If you had read the NDA for human insulin, I think you would be astounded. The technology was AWESOME . . . so much so that at least one (and perhaps other) scientist, I believe, let his AWE outweigh his scientific integrity. This is truly a case where the discovery far outpaced the technology . . . and patients (and doctors who prescribed for them) were TRUSTING that pharma ’science’ and pharma ‘propaganda’ were the same. They were not. So for almost two decades, insulin-using diabetics have relied more on trust (and a willingness or need to embrace myriad add-on protocols/medicines) and achieve no better–only more expensive–outcomes. As you said . . . if technology cannot (yet) prove bioequivalence for this small (non)biotech molecule, I think (if this is to be truly 21st century medicine), research funds need to be spent on improving analytical methodology BEFORE we rush headlong into biotech generics.

Human insulin, porcine insulin and bovine insulin can all be made by rDNA technology (none of the molecules are PATENTABLE.) Let’s compare bioequivalency of these synthetic molecules to cadaver pancreatic extraction and natural animal insulins BEFORE we jump ahead with MORE rDNA discoveries. IOW, let’s start with this small molecule and prove the methodology (not that it can be CREATED, but that it is EQUIVALENT to natural).

(And you thought I was anti-pharma.)

Bottom line: If biological equivalence of insulin cannot be adequately established, there is NO WAY IN HELL that biological equivalence of larger proteins can be established

However, since 2007, rival Eli Lilly and Company has been outsourcing the manufacture of its blockbusters Humalog and Humulin to Hospira, Inc., both of which are biotechnology medicines. But Lilly is not breaking any laws because in 1997, the geniuses in Congress passed the Food and Drug Administration Modernization Act (FDAMA) of 1997. The FDAMA repealed the statutory provision in the Federal Food, Drug, and Cosmetic Act (the act) under which the FDA certified drugs containing insulin. As a result, in 1998, the FDA repealed virtually all of its regulations governing certification of drugs containing insulin and made amendments to other relevant sections of their regulations.
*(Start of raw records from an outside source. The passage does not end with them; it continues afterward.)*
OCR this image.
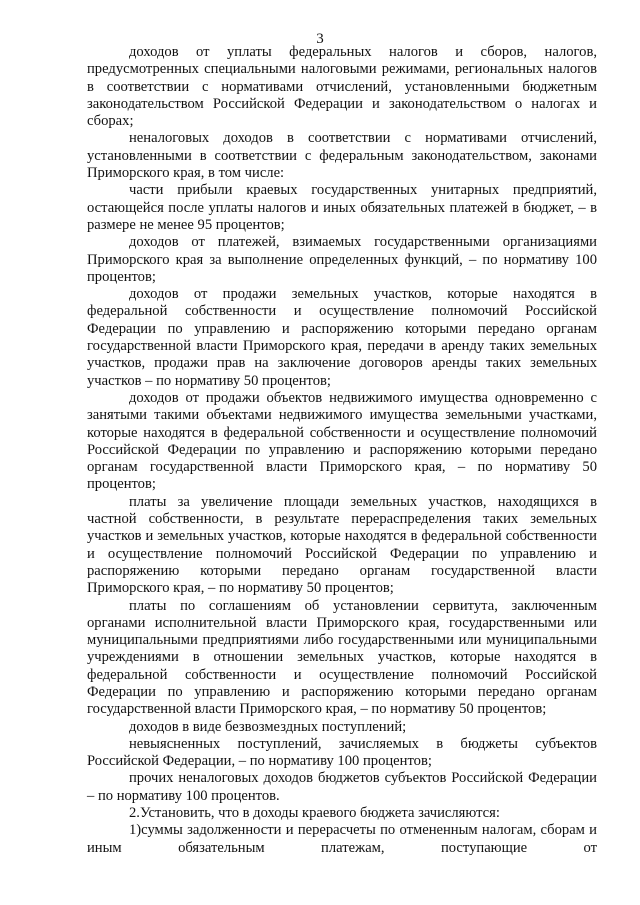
3

доходов от уплаты федеральных налогов и сборов, налогов, предусмотренных специальными налоговыми режимами, региональных налогов в соответствии с нормативами отчислений, установленными бюджетным законодательством Российской Федерации и законодательством о налогах и сборах;

неналоговых доходов в соответствии с нормативами отчислений, установленными в соответствии с федеральным законодательством, законами Приморского края, в том числе:

части прибыли краевых государственных унитарных предприятий, остающейся после уплаты налогов и иных обязательных платежей в бюджет, – в размере не менее 95 процентов;

доходов от платежей, взимаемых государственными организациями Приморского края за выполнение определенных функций, – по нормативу 100 процентов;

доходов от продажи земельных участков, которые находятся в федеральной собственности и осуществление полномочий Российской Федерации по управлению и распоряжению которыми передано органам государственной власти Приморского края, передачи в аренду таких земельных участков, продажи прав на заключение договоров аренды таких земельных участков – по нормативу 50 процентов;

доходов от продажи объектов недвижимого имущества одновременно с занятыми такими объектами недвижимого имущества земельными участками, которые находятся в федеральной собственности и осуществление полномочий Российской Федерации по управлению и распоряжению которыми передано органам государственной власти Приморского края, – по нормативу 50 процентов;

платы за увеличение площади земельных участков, находящихся в частной собственности, в результате перераспределения таких земельных участков и земельных участков, которые находятся в федеральной собственности и осуществление полномочий Российской Федерации по управлению и распоряжению которыми передано органам государственной власти Приморского края, – по нормативу 50 процентов;

платы по соглашениям об установлении сервитута, заключенным органами исполнительной власти Приморского края, государственными или муниципальными предприятиями либо государственными или муниципальными учреждениями в отношении земельных участков, которые находятся в федеральной собственности и осуществление полномочий Российской Федерации по управлению и распоряжению которыми передано органам государственной власти Приморского края, – по нормативу 50 процентов;

доходов в виде безвозмездных поступлений;

невыясненных поступлений, зачисляемых в бюджеты субъектов Российской Федерации, – по нормативу 100 процентов;

прочих неналоговых доходов бюджетов субъектов Российской Федерации – по нормативу 100 процентов.

2.Установить, что в доходы краевого бюджета зачисляются:

1)суммы задолженности и перерасчеты по отмененным налогам, сборам и иным обязательным платежам, поступающие от
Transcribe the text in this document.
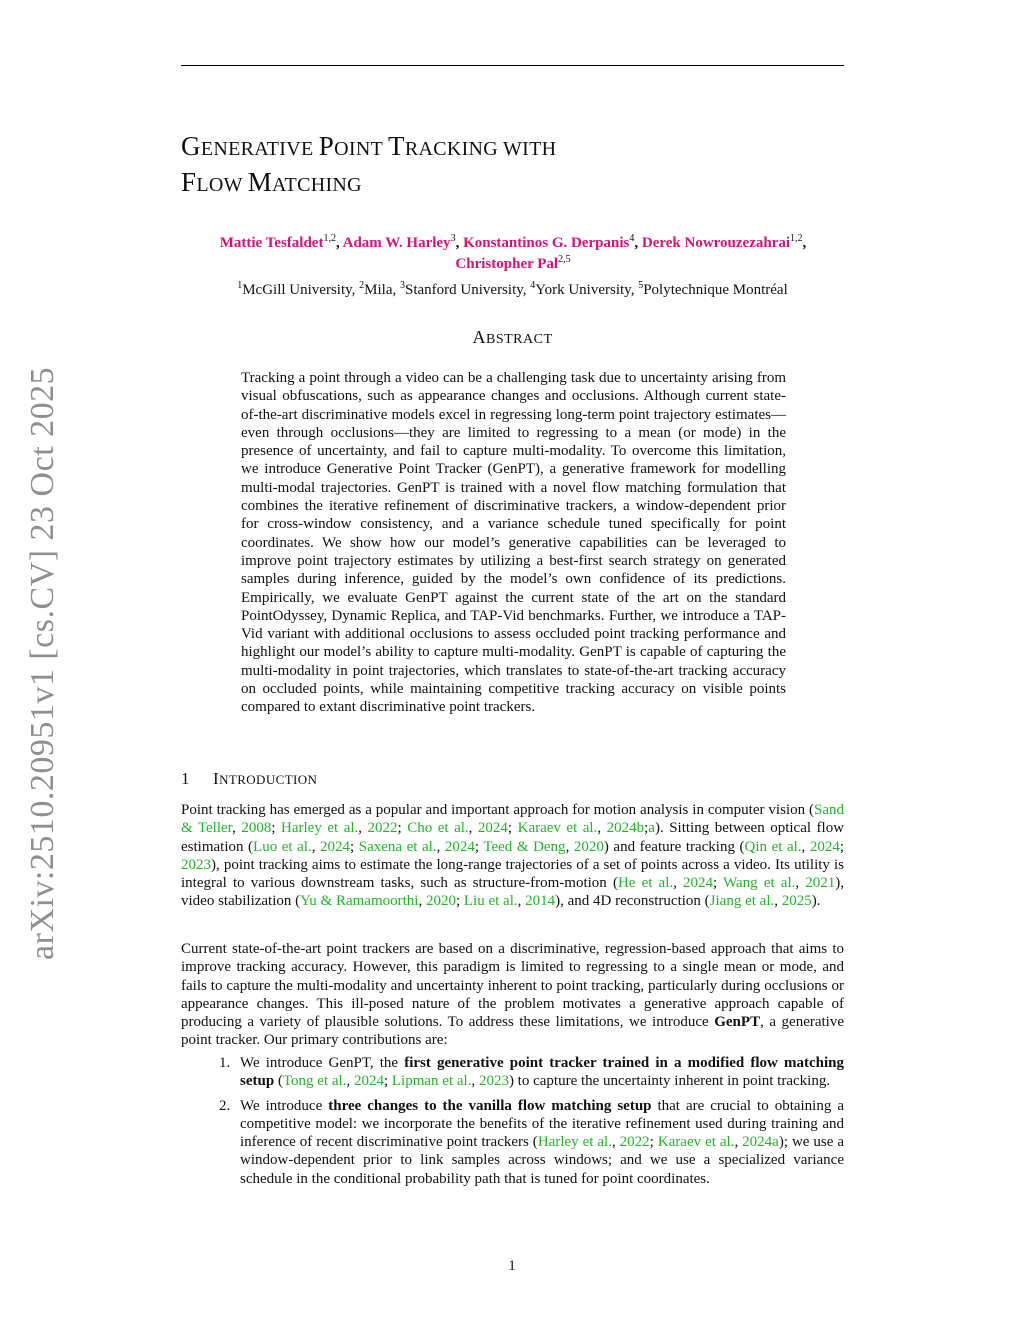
arXiv:2510.20951v1 [cs.CV] 23 Oct 2025
GENERATIVE POINT TRACKING WITH
FLOW MATCHING
Mattie Tesfaldet$^{1,2}$, Adam W. Harley$^3$, Konstantinos G. Derpanis$^4$, Derek Nowrouzezahrai$^{1,2}$,
Christopher Pal$^{2,5}$
$^1$McGill University, $^2$Mila, $^3$Stanford University, $^4$York University, $^5$Polytechnique Montréal
ABSTRACT
Tracking a point through a video can be a challenging task due to uncertainty arising from visual obfuscations, such as appearance changes and occlusions. Although current state-of-the-art discriminative models excel in regressing long-term point trajectory estimates—even through occlusions—they are limited to regressing to a mean (or mode) in the presence of uncertainty, and fail to capture multi-modality. To overcome this limitation, we introduce Generative Point Tracker (GenPT), a generative framework for modelling multi-modal trajectories. GenPT is trained with a novel flow matching formulation that combines the iterative refinement of discriminative trackers, a window-dependent prior for cross-window consistency, and a variance schedule tuned specifically for point coordinates. We show how our model’s generative capabilities can be leveraged to improve point trajectory estimates by utilizing a best-first search strategy on generated samples during inference, guided by the model’s own confidence of its predictions. Empirically, we evaluate GenPT against the current state of the art on the standard PointOdyssey, Dynamic Replica, and TAP-Vid benchmarks. Further, we introduce a TAP-Vid variant with additional occlusions to assess occluded point tracking performance and highlight our model’s ability to capture multi-modality. GenPT is capable of capturing the multi-modality in point trajectories, which translates to state-of-the-art tracking accuracy on occluded points, while maintaining competitive tracking accuracy on visible points compared to extant discriminative point trackers.
1 INTRODUCTION

Point tracking has emerged as a popular and important approach for motion analysis in computer vision (Sand & Teller, 2008; Harley et al., 2022; Cho et al., 2024; Karaev et al., 2024b;a). Sitting between optical flow estimation (Luo et al., 2024; Saxena et al., 2024; Teed & Deng, 2020) and feature tracking (Qin et al., 2024; 2023), point tracking aims to estimate the long-range trajectories of a set of points across a video. Its utility is integral to various downstream tasks, such as structure-from-motion (He et al., 2024; Wang et al., 2021), video stabilization (Yu & Ramamoorthi, 2020; Liu et al., 2014), and 4D reconstruction (Jiang et al., 2025).

Current state-of-the-art point trackers are based on a discriminative, regression-based approach that aims to improve tracking accuracy. However, this paradigm is limited to regressing to a single mean or mode, and fails to capture the multi-modality and uncertainty inherent to point tracking, particularly during occlusions or appearance changes. This ill-posed nature of the problem motivates a generative approach capable of producing a variety of plausible solutions. To address these limitations, we introduce GenPT, a generative point tracker. Our primary contributions are:

1. We introduce GenPT, the first generative point tracker trained in a modified flow matching setup (Tong et al., 2024; Lipman et al., 2023) to capture the uncertainty inherent in point tracking.
2. We introduce three changes to the vanilla flow matching setup that are crucial to obtaining a competitive model: we incorporate the benefits of the iterative refinement used during training and inference of recent discriminative point trackers (Harley et al., 2022; Karaev et al., 2024a); we use a window-dependent prior to link samples across windows; and we use a specialized variance schedule in the conditional probability path that is tuned for point coordinates.
1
Last week, Lilly announced it was closing a facility in Indianapolis and laying off close to 500 people who worked in the facilities who made Humalog and Humulin as well as for the osteoporisis medicine Forteo. The company plans to increase its use of contract manufacturing, including for biotechnology medicines.

If we are going to require this of generics manufacturers, the same standards need to apply to giants like Eli Lilly and Company, and that means no to contract manufacturing unless it is the ONLY facility making the drug.

Among the scientists involved, it has ALWAYS been known that synthetic human insulin molecules contained in a vial of “insulin” do not necessarily have the same three-dimensional spatial configuration as the human insulin molecule produced by the human body. The resultant molecule produced by a bacterial or yeast process (with later transcription of A and B chain to form the perfect human insulin molecule) relies on undisclosed proprietary information. This is a case where technology lags far behind “discovery.” Five million insulin users will tell you that their medication is NOT identical, vial-to-vial. (But of course, this can be ascribed to anecdotal patient non-compliance.) For two decades, no one has been willing to question the original NDA, and stop the abuse.

Biotech insulins, in today’s FDA formulary (including all of the synthetic analog insulins) are considered small-molecule drugs like aspirin. We now know biotech drugs cannot be compounded with safety, in the same manner as aspirin. All of us should entertain the possibility that because rDNA insulins are never batch-tested, the pharmaceuticals in question have escaped scrutiny. Checking a production plant for cleanliness and procedural methodology does not guarantee ‘what’s in the vial.’

Just an example: Humalog and Humalin are both produced by Eli Lilly and Company. When analyzed by the latest Maldi-Tof method, the results are identical for these two very different products. They both have the same molecular weight (Daltons); only the patient knows whether he gets a peak of action in 45 minutes . . . or in 3 hours. Every vial should be analyzed with a technology adequate to determine the exact STRUCTURE of the compound within each batch. Does being ‘the first in the game’ (as was Lilly and its rDNA insulin) allow a company to both set the rules and exempt themselves from oversight?